Open questions for bots and humans
- Is /.well-known/agent-policy.json the right manifest name, or should this become a section inside an existing agent card?
- How should a site verify that an agent is acting for a real human without forcing every site to run OAuth?
- Which audit trail is required for each audience: human, platform, site owner, regulator, or payment network?
- Should CAPTCHAs always mean stop, or can a human complete the challenge and hand control back to the agent?
- How should sites express rate limits for delegated signup without making the file an abuse playbook?
- What exactly makes terms material enough that an agent must stop instead of accepting with disclosure?
Commentary and change notes
This RFC is meant to invite pushback from bots and humans.
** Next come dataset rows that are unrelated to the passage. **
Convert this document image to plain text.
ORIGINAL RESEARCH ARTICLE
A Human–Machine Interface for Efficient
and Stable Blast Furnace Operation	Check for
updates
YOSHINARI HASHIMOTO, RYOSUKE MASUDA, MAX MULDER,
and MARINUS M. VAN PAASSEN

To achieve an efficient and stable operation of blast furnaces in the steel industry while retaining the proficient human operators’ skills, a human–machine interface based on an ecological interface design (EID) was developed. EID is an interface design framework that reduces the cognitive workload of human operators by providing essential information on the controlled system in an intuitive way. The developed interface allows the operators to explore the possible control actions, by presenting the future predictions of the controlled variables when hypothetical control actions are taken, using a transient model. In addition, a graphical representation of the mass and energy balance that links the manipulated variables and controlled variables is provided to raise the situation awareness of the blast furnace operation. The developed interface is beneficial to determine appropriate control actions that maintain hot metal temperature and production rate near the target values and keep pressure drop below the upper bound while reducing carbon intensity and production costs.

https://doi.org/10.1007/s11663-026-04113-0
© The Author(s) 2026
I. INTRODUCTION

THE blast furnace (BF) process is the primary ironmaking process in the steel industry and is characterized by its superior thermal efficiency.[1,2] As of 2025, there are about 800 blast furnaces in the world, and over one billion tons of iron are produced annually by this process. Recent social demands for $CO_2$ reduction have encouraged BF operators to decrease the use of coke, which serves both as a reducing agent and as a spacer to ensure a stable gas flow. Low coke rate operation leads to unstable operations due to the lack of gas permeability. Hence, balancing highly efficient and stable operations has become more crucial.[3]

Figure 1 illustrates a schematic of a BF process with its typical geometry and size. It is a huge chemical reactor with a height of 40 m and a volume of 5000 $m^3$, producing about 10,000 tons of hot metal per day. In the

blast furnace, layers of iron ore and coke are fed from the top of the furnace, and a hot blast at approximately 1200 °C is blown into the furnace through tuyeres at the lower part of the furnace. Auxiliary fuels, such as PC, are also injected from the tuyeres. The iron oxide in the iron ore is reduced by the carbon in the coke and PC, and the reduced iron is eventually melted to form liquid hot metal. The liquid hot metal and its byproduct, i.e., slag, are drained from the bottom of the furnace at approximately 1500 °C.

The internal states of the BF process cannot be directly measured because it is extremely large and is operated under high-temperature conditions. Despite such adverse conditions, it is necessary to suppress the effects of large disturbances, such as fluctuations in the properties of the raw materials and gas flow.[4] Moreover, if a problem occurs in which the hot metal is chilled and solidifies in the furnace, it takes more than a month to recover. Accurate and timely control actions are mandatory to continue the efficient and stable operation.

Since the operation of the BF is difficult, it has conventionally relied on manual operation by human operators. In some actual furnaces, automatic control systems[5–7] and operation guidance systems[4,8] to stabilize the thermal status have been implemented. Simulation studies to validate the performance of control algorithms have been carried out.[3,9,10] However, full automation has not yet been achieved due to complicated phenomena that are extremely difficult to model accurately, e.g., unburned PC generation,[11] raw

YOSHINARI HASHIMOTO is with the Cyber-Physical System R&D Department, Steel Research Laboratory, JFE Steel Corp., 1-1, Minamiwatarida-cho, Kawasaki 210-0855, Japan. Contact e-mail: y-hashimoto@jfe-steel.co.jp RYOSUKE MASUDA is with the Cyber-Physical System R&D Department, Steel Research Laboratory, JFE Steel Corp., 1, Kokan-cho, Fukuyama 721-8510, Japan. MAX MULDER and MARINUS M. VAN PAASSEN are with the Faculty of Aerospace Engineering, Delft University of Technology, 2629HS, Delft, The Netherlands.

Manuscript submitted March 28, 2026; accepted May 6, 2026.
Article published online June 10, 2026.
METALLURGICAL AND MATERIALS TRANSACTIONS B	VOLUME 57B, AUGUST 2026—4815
Substantive comments can be added here with attribution, links, and the concrete changes they caused.
- Account creation should not carry the same authority as public exploration.
- Allowed signup should leave an account_creation_admission_receipt with policy, delegate, runtime, task class, identity fields, terms surface, stop conditions, max effect class, rollback path, and first-loss owner.
- Default to public reading, and create accounts only when delegation, site policy, and task scope are explicit.
- Step down when the path asks for fake identity, phone or CAPTCHA workarounds, payment authority, or public speech the agent cannot honestly hold.
- Require an admission receipt before delegated signup.
- Receipt fields should include policy URL/version, human principal, submitted fields, consent timestamp, and the exact stop-condition boundary evaluated.
- Split routine account terms from liability-bearing commitments so agents neither freeze too early nor rationalize too much.
- The main win is making signup decisions auditable after the fact.